# 133+



## GaryI (Mar 18, 2015)

The lake is at 133.2 When is the last time it has been this high? The 6 years of records on the LL level site are all below this. I thought that TRA always kept the level below 133, because they are supposedly responsible for property damage due to levels above 133 ?!


----------



## charliep (May 17, 2011)

If I'm not mistaken the TRA flowage easement is at 135
Charlie


----------



## Mattsfishin (Aug 23, 2009)

I believe it is 135 also.
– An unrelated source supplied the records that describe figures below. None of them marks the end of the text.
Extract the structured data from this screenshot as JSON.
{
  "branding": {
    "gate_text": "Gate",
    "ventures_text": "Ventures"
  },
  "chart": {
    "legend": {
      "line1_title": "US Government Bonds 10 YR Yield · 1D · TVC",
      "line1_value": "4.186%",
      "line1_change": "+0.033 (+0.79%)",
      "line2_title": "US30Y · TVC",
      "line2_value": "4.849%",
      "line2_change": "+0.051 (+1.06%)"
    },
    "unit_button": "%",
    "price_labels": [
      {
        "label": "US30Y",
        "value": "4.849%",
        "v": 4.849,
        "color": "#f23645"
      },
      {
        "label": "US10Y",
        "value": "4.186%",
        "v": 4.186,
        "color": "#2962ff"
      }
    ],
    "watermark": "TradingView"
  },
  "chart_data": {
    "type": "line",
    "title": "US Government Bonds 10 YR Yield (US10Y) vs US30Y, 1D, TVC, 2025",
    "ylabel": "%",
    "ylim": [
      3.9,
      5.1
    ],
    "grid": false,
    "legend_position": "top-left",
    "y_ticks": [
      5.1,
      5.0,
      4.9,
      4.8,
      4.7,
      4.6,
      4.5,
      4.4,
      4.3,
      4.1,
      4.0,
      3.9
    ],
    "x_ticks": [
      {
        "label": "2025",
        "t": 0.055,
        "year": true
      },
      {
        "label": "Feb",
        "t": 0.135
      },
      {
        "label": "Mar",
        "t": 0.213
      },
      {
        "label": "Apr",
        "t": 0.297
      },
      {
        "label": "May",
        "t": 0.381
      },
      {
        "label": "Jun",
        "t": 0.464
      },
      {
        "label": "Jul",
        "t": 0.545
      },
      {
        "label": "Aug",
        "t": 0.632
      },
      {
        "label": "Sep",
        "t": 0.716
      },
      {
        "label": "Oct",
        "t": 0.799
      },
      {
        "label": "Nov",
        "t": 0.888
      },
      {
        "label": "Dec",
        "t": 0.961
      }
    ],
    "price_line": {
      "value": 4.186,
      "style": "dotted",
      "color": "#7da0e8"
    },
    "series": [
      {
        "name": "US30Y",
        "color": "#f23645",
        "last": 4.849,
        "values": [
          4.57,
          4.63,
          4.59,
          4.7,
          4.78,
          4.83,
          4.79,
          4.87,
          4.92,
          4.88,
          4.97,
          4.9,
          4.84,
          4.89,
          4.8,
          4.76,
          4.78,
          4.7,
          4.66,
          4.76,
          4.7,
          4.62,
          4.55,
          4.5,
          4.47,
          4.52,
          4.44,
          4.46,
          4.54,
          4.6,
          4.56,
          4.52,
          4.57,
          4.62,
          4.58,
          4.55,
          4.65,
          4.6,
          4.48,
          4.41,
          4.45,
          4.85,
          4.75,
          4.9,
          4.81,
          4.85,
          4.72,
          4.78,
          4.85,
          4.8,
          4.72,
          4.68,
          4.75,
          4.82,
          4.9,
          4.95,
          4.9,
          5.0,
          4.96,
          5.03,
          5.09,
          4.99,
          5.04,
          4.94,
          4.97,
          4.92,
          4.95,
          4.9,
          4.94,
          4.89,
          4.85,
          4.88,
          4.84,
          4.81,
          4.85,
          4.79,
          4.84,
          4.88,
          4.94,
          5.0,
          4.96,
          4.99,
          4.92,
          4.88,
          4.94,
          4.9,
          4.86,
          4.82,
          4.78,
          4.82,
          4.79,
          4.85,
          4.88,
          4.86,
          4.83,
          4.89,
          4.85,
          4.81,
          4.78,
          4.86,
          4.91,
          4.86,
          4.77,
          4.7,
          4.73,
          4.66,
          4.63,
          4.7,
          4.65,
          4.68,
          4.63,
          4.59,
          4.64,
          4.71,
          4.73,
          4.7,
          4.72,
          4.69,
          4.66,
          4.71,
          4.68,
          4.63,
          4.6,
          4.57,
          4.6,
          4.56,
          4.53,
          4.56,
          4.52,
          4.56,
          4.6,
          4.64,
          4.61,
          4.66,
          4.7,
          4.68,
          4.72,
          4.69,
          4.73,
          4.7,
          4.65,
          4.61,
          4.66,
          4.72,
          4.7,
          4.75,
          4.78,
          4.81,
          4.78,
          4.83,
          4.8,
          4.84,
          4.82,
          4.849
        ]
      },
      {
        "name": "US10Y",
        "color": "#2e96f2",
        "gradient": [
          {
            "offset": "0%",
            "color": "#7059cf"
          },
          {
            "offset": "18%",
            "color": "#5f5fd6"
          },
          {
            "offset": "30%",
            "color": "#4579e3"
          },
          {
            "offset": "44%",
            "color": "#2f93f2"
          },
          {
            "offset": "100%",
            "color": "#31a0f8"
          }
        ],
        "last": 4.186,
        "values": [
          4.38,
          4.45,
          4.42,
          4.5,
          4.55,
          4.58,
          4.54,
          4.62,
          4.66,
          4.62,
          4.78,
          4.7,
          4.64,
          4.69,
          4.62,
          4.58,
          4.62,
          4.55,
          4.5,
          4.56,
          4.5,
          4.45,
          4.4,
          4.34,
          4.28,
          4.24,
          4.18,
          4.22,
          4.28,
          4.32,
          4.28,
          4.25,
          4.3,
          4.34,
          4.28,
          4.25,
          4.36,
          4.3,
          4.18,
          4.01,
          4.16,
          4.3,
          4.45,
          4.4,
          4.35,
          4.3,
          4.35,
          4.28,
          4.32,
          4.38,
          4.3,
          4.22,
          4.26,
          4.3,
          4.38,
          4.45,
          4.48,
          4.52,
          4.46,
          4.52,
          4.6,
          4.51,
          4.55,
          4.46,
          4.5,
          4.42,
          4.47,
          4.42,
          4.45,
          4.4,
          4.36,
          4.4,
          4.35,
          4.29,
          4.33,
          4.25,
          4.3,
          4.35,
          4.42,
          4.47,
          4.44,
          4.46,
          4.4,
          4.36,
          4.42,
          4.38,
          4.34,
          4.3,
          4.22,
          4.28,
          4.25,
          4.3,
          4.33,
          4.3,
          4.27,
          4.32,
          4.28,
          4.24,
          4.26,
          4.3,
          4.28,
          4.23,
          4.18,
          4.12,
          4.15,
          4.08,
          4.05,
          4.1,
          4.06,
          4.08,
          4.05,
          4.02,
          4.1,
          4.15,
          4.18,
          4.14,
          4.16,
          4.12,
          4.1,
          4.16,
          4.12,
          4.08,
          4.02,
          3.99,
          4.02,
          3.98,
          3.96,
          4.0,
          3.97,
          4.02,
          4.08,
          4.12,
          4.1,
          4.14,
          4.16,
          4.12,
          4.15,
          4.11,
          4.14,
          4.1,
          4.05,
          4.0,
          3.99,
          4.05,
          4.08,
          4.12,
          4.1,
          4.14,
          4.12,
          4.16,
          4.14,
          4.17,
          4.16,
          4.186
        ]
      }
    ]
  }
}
Maybe Mark or Sunbeam will chime in.


----------



## lx22f/c (Jun 19, 2009)

It is definitely high.


----------



## shadslinger (Aug 21, 2005)

69300 cfs coming out of the gates, expected to top around 75000 and Riverside heading past 138 feet. Things are looking bad. 
Easement is 135, this is the highest I have ever seen the lake.
I hope to get out and see what the drift fishing is like tomorrow. I will stay close to to Beacon's as there will be humongous logs floating in the main lake/river channel.


----------



## whsalum (Mar 4, 2013)

I hate to be the bearer of bad news but my son ran a marathon in Ft Worth this morning in a driving rain storm. Not what we need on the head waters of the Trinity !!


----------



## GT11 (Jan 1, 2013)

I have seen it 6" higher than it is now in my 12 years here.


----------



## Little Mac (Apr 29, 2015)

Looks like the Trinity is getting another flushing.


----------



## Dirt Daddy (Sep 11, 2004)

*Yea...its High*

Weavers Cove...We fished out chairs, doors and a jet ski....almost to the top of the bulkhead....Wow


----------



## Danny O (Apr 14, 2010)

Cape Rolaye Marina. Have never seen all three docks at the boat ramp under water.


----------



## Sunbeam (Feb 24, 2009)

Saw it at 134.2 one time back in the 80's. Can'y remember the year since it was during the time when I was working 30/30 and coming in from Singapore every 60 days. In those days I was not very "alert" most times., LOL


----------



## fishinganimal (Mar 30, 2006)

Cape Rolaye??? Too much CoolAid Pet Spoon!! LOL


----------



## shadslinger (Aug 21, 2005)

She is trying to misdirect everyone from her sshs fishinganimal.


----------



## markbrumbaugh (Jul 13, 2010)

134.3 in 1994 is the record. The easement is 135 feet. Having said that, there is no reasonable excuse for not controlling the level to protect property on the lake and downstream. If you ask TRA, they will tell you they are not a flood control lake, but still, those gates could have been opened much sooner when the lake was way above 131.


----------



## fishinganimal (Mar 30, 2006)

I have to agree Mark


----------



## saved (Feb 1, 2014)

It looks like the lake is finally starting to drop after this last rain. Hopefully they will be able to start to slowly close the gates. I did a little math and at the current rate of 74,800 cfs they have been releasing 2,014,214,400 gallons of water per hour.


----------



## Danny O (Apr 14, 2010)

Road to the shoot. What shoot?!


----------